El jefe de gobierno israelí subrayó que esta pausa en las hostilidades forma parte de un esfuerzo más amplio liderado por Washington para contener lo que considera una amenaza estratégica por parte de Irán. “Israel también apoya el esfuerzo de Estados Unidos para asegurar que Irán ya no represente una amenaza nuclear, de misiles y terrorista”, agregó Netanyahu, alineándose con los objetivos planteados por la Casa Blanca y sus aliados regionales. Pese a la apertura diplomática, Netanyahu fue enfático en marcar límites claros al alcance de la tregua: “El alto el fuego de dos semanas no incluye al Líbano”, señaló, dejando fuera explícitamente cualquier suspensión de operaciones contra Hezbolá.
Esta precisión es clave, considerando los constantes ataques que ha estado perpetrando Israel contra su país vecino en los últimos meses, debido al rol del grupo libanés como uno de los principales aliados de Irán en la región y su participación activa en el denominado “eje de la resistencia”, junto a milicias en Irak, grupos palestinos y rebeldes hutíes en Yemen. El anuncio ocurre en paralelo a movimientos diplomáticos relevantes. Desde Teherán, el gobierno iraní ha accedido a permitir durante dos semanas el tránsito “seguro” por el estratégico estrecho de Ormuz, bajo coordinación con sus Fuerzas Armadas, en una señal que busca facilitar el inicio de negociaciones.

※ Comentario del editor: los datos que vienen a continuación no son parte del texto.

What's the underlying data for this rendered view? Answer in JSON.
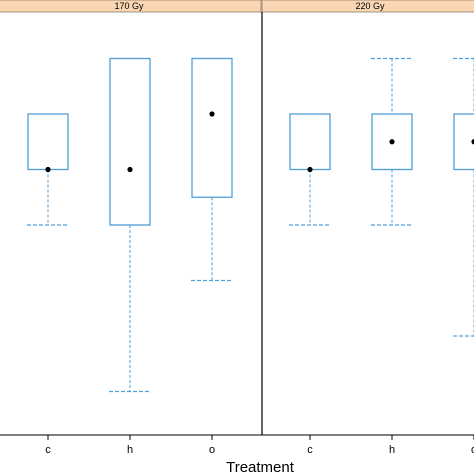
{
  "chart_data": {
    "type": "box",
    "xlabel": "Treatment",
    "ylabel": "",
    "ylim": [
      0,
      10
    ],
    "colors": {
      "strip_fill": "#fbd6b2",
      "box_stroke": "#4f9fd6",
      "whisker_stroke": "#4f9fd6",
      "median_dot": "#000000",
      "panel_border": "#000000"
    },
    "panels": [
      {
        "strip": "170 Gy",
        "categories": [
          "c",
          "h",
          "o"
        ],
        "boxes": [
          {
            "category": "c",
            "whisker_low": 5.0,
            "q1": 6.5,
            "median": 6.5,
            "q3": 8.0,
            "whisker_high": 8.0
          },
          {
            "category": "h",
            "whisker_low": 0.5,
            "q1": 5.0,
            "median": 6.5,
            "q3": 9.5,
            "whisker_high": 9.5
          },
          {
            "category": "o",
            "whisker_low": 3.5,
            "q1": 5.75,
            "median": 8.0,
            "q3": 9.5,
            "whisker_high": 9.5
          }
        ]
      },
      {
        "strip": "220 Gy",
        "categories": [
          "c",
          "h",
          "o"
        ],
        "boxes": [
          {
            "category": "c",
            "whisker_low": 5.0,
            "q1": 6.5,
            "median": 6.5,
            "q3": 8.0,
            "whisker_high": 8.0
          },
          {
            "category": "h",
            "whisker_low": 5.0,
            "q1": 6.5,
            "median": 7.25,
            "q3": 8.0,
            "whisker_high": 9.5
          },
          {
            "category": "o",
            "whisker_low": 2.0,
            "q1": 6.5,
            "median": 7.25,
            "q3": 8.0,
            "whisker_high": 9.5
          }
        ]
      }
    ]
  }
}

Estas conversaciones, impulsadas por la amenaza del presidente Estados Unidos, Donald Trump, de aniquilar a “toda una civilización, para no volver jamás”, y mediadas por Pakistán, tendrían lugar en Islamabad y se basarían en propuestas cruzadas entre ambas partes, incluyendo un plan iraní de diez puntos que contempla desde el levantamiento de sanciones hasta la retirada de fuerzas estadounidenses de la región. El mandatario norteamericano aceptó extender en dos semanas más el ultimátum otorgado a las autoridades de Teherán, a pocas horas de que este expirara, lo cual comunicó a través de una publicación en Truth Social, en la que afirmó que el alto el fuego está condicionado a que Irán reabra el tránsito marítimo por Ormuz, calificándolo de alto el fuego bilateral. No obstante, la nación persa ha advertido que responderá “con toda la fuerza” ante cualquier incumplimiento o ataque, lo que mantiene la fragilidad del escenario.